The synagogue’s manifold charms, though, were not enough to hold change at bay. Little by little, Midtown Manhattan succumbed to increasing commercialization, a process rued by The New York Times, which, in a February 1926 article titled “One by One, the Avenue’s Landmarks Go,” cataloged Fifth Avenue’s transformation from a genteel residential street into a “restless, urgent” commercial artery. Temple Emanu-El’s home was among the casualties of change. Before long, it, too, came to be valued as a commodity, prompting a series of unusually complicated real estate transactions that culminated in the synagogue moving to a brand-new location, a mile or so uptown.
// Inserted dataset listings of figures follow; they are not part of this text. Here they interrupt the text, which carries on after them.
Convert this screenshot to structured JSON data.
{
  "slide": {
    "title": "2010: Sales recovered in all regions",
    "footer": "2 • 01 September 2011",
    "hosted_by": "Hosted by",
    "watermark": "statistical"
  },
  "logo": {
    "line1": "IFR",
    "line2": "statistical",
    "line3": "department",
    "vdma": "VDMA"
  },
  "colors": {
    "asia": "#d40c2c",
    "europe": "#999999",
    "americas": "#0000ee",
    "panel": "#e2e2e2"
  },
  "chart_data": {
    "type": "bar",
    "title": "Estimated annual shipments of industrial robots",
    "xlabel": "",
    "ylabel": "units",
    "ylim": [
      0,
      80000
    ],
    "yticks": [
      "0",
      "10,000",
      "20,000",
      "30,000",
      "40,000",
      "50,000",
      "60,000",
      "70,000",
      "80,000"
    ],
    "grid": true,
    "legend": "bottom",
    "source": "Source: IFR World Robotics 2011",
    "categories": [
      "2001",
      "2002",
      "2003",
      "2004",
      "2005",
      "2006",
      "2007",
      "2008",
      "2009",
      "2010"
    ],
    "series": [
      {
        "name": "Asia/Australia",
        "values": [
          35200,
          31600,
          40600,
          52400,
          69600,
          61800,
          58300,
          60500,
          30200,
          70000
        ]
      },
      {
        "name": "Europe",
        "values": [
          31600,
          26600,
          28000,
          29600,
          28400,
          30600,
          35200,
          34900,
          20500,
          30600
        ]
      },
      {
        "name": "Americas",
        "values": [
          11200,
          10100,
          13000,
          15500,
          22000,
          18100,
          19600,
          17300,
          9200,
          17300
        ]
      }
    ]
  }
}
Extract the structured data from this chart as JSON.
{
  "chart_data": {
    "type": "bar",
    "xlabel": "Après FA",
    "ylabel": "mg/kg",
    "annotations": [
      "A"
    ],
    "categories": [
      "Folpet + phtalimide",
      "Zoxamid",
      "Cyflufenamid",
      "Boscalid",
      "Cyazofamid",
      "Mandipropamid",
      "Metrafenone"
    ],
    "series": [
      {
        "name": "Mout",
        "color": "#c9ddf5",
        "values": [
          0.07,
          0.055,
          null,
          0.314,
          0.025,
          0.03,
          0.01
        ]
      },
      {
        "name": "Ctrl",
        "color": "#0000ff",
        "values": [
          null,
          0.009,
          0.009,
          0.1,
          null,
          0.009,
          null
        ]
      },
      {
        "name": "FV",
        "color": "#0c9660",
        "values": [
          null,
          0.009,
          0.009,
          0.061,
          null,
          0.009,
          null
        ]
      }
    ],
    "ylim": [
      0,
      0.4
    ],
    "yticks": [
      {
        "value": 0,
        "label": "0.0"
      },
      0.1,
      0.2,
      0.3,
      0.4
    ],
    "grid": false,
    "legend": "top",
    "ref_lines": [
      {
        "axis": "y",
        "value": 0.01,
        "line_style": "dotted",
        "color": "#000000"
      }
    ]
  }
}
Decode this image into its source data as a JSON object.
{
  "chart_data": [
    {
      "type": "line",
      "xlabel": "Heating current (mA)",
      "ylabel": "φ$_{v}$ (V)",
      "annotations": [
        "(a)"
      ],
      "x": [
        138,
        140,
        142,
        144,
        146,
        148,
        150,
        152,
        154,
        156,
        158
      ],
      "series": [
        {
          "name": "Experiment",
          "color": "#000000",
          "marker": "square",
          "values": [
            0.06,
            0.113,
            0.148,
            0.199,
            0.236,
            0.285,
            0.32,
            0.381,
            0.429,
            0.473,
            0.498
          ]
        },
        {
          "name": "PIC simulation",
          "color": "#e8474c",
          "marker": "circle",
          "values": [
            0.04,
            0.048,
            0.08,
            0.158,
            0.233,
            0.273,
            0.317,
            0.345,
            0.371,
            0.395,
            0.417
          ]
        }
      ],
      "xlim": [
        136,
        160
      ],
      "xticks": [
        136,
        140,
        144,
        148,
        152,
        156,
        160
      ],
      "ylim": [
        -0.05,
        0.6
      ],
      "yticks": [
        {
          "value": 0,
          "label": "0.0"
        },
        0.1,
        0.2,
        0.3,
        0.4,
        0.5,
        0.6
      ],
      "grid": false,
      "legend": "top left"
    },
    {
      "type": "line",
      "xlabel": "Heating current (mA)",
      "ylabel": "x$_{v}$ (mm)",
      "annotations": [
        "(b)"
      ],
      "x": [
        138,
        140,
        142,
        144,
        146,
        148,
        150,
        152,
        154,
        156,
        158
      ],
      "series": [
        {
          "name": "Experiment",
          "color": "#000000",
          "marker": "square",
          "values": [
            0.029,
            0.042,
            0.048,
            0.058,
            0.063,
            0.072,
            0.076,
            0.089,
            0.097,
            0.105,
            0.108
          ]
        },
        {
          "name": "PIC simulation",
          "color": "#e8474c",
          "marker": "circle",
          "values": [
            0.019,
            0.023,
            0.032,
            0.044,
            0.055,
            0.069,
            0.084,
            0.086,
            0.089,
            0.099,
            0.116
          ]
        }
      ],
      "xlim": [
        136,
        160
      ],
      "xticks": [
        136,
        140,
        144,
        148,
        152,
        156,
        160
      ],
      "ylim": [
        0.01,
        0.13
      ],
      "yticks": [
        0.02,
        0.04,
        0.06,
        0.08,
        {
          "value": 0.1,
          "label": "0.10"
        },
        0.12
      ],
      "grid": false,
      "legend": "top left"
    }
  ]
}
For all the excitement and sense of possibility that attended this new chapter in Temple Emanu-El’s history, the synagogue’s congregants found it difficult to part from their familiar surroundings. Though their rabbi, H.G. Enelow, reminded them at the very last service that “when we leave our temple, we leave only the building,” teary-eyed members clustered in the lobby “as though hesitant to leave for the last time,” an eyewitness reported.
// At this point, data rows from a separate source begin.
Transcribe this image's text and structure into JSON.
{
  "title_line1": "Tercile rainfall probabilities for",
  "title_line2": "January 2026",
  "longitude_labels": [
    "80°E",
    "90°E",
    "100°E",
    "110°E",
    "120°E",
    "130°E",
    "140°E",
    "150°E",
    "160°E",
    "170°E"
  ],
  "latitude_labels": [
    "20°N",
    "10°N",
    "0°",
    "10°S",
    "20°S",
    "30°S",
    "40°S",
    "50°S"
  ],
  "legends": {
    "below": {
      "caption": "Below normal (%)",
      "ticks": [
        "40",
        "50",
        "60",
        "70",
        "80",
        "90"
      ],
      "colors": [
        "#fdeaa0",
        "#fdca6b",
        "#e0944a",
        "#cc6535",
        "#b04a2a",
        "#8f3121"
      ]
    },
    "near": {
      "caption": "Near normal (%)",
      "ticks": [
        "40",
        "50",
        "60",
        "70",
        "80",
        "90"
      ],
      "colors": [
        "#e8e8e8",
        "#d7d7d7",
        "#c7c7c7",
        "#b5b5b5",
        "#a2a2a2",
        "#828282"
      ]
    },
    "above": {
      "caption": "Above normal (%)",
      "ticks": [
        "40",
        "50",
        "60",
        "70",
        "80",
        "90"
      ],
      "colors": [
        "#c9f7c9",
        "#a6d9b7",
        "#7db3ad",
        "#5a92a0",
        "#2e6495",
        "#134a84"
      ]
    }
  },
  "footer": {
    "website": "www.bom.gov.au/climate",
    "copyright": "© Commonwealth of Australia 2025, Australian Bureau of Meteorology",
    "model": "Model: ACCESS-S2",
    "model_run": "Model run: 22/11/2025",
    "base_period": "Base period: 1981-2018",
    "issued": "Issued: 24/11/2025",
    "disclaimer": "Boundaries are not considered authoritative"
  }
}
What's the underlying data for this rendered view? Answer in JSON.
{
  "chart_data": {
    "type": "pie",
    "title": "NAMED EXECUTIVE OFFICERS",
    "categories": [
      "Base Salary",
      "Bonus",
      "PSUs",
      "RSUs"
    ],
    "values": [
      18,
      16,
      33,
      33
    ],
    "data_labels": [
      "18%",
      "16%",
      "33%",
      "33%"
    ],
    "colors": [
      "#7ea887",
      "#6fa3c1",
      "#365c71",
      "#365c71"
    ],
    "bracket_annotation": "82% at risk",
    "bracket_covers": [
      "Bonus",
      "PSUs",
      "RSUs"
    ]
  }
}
Fast-forward to 2013. I heard echoes of Enelow’s gentle admonition at Lincoln Square Synagogue’s farewell service only a few weeks ago, when Sherwood Goffin, the beloved cantor who has been with the congregation since its origins, reassured a standing-room-only crowd that Lincoln Square Synagogue was not giving up the ghost or relinquishing its memories, but simply moving down the block to a new and much improved facility.
For more than 40 years, Lincoln Square Synagogue had called a travertine-clad building on Amsterdam Avenue and 69th Street its home. When it opened its doors in 1970, its sanctuary-in-the round was considered rather daring, especially for an Orthodox congregation. As much a social statement as an architectural one, its unusual geometry held out, and made manifest, a vision of inclusiveness that drew thousands of young American Jews.
Some architectural critics were not so beguiled. The AIA Guide to New York City made the following observation: “The theaters of nearby Lincoln Center set the travertine tone for the area, and this mannered, curvy, articulated synagogue picks up the cue.” So far, so good. It then went on to note — rather snarkily, I should add — that inasmuch as the synagogue was adjacent to a bank, “the two together seem to be making an inadvertent comment about money changers at the temple.”
Ironically enough, one man’s snark turned out to be another’s good fortune. The congregation’s decision in the 1980s to purchase the property next door — “to buy the bank,” as the fund-raising campaign was colloquially called — enabled it not only to accommodate a steadily growing number of congregants, but also to assemble a very nice, and increasingly attractive, piece of real estate.
Years later, when developers came a’calling, Lincoln Square Synagogue availed itself of the opportunity to sell the property and, well, you know the rest of the story: A cherished building comes down, and a new one takes its place, while history looks on and waits.